Jaspers, Moriarty & Wetherille, P.A.
Seasoned Legal Judgment For The South Metro Area

What's exempt from liquidation in Chapter 7 bankruptcy?

Filing for bankruptcy could have you feeling like you're in the middle of a 1980s "rags to riches and back to rags again" type of movie. We all remember the scene from Rocky when the banks came to collect all of the expensive luxury items he had in his home. The thing is, bankruptcy isn't like this for most people, and you'll probably be surprised by the property that is exempt from liquidation.

Bankruptcy isn't meant to leave you penniless and possession-less. It's supposed to give you a fresh financial start on firm and solid ground, so you'll get to keep the things that are essential to your life. In most cases, you can keep your car, furniture, clothing and other necessities -- even some of the equity you've built up in your home.

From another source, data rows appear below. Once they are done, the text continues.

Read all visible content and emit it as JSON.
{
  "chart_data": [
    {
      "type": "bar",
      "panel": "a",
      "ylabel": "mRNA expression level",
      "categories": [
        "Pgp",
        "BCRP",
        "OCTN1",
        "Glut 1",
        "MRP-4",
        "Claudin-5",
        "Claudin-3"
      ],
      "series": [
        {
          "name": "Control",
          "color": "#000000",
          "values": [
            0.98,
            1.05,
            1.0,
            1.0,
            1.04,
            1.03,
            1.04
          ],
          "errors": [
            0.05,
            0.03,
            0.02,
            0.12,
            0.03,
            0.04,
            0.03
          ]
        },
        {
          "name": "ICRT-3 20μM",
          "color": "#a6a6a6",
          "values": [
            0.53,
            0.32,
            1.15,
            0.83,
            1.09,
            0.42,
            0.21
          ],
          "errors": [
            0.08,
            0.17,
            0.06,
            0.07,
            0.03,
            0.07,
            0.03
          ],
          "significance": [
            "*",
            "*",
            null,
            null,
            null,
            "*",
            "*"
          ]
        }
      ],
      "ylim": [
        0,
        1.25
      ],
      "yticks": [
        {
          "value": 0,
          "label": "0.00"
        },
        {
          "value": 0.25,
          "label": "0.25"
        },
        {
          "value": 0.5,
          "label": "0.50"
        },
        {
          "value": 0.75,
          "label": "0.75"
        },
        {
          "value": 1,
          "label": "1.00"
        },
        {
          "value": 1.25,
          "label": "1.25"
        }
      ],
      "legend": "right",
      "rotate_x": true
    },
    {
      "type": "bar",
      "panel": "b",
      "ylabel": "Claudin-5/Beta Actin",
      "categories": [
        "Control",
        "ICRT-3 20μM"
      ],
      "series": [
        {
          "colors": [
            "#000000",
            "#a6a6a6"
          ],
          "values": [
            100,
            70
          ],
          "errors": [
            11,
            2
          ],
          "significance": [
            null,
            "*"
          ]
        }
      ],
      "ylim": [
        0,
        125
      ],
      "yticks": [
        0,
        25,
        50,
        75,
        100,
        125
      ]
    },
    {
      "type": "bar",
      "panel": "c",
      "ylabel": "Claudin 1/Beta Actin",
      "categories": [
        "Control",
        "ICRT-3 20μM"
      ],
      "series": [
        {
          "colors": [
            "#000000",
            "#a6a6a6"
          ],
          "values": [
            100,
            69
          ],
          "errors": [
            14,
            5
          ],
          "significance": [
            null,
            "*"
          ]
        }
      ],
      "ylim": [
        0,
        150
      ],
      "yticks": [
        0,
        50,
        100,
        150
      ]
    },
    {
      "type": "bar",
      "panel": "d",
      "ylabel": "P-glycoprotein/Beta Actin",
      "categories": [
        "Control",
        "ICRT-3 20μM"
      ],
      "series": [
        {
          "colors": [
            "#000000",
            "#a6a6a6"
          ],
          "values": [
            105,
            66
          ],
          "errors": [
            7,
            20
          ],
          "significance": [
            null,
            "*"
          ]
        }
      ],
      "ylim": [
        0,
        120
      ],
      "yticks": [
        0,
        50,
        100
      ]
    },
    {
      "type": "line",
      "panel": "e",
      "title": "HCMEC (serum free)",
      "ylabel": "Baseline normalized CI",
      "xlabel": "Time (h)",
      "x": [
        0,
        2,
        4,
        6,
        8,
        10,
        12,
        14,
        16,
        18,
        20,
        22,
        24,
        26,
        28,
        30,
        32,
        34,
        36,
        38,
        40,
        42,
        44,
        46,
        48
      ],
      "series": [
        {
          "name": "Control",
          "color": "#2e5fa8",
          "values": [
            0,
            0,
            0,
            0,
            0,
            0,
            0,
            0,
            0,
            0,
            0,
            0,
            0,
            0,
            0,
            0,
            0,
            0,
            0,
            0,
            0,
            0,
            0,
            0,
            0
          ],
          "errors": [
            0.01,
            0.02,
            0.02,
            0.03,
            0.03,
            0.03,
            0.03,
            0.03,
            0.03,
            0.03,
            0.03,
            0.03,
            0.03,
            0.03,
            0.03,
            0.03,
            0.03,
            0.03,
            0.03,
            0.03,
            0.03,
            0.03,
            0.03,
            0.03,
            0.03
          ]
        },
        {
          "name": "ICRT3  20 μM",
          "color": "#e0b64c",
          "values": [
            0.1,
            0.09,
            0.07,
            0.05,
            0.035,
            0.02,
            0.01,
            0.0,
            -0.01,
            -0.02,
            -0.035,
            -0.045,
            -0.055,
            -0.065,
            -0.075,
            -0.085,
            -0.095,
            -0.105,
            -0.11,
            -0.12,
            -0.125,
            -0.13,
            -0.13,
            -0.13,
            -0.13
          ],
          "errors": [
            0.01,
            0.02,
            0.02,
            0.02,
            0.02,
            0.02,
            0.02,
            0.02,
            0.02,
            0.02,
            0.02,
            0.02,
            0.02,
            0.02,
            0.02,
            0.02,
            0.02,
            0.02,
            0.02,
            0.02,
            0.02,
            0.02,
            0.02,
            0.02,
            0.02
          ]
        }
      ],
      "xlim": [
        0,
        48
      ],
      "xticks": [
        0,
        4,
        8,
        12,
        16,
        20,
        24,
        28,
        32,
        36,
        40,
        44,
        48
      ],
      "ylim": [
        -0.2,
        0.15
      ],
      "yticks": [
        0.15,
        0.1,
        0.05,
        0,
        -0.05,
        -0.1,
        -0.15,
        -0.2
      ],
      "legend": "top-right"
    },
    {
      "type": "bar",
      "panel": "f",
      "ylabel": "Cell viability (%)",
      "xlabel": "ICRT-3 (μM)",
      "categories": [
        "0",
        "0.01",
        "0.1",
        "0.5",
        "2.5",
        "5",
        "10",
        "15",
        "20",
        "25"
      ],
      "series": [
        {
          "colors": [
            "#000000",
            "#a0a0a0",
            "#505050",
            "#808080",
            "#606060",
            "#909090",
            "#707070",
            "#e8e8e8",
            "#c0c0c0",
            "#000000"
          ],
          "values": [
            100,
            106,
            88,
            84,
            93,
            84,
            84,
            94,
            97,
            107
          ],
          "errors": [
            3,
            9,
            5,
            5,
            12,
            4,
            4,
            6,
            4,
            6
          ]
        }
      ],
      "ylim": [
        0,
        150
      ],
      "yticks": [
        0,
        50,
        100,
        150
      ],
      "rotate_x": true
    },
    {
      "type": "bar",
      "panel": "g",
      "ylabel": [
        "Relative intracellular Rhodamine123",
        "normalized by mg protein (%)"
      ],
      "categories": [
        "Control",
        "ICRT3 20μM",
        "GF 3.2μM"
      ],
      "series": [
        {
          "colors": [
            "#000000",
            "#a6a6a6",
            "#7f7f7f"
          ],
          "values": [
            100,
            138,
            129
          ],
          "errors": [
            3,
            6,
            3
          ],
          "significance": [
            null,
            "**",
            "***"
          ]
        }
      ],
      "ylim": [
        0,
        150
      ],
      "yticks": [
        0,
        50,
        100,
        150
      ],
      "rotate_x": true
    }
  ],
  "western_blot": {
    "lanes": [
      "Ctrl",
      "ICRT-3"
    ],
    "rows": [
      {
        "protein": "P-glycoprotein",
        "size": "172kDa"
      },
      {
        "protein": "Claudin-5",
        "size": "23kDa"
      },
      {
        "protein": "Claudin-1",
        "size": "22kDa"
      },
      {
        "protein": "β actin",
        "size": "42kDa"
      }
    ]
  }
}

Here's a quick review of typical items you can expect to be exempt from Chapter 7 liquidation:

Homestead exemption: The homestead exemption will let you keep some of the equity you have in your residence. That might be as much as $390,000 if you qualify for Minnesota homestead exemption laws, but it could be higher if you qualify for a state homestead exemption.

Vehicle exemptions: Your car, up to a certain value limitation, will also be exempt from liquidation.

Personal property: You'll benefit from having much of your personal property -- even your jewelry and home appliances and furniture -- exempt from liquidation. Of course, value limitations will also apply.

Professional items: The tools you use for your trade, like computers, electronics, work tools and instruments (if you're a musician) will also be exempt from liquidation.

Do you have personal property you're worried about losing in Chapter 7 bankruptcy? A skilled Minnesota bankruptcy attorney will be able to tell you whether or not you're likely to keep this property after going through Chapter 7 liquidation. In lots of cases, bankruptcy courts will determine if a specific item should be exempt on a case-by-case basis. Therefore, your attorney may be able to formulate arguments to try and get this property exempt if it doesn't fit neatly into the categories above.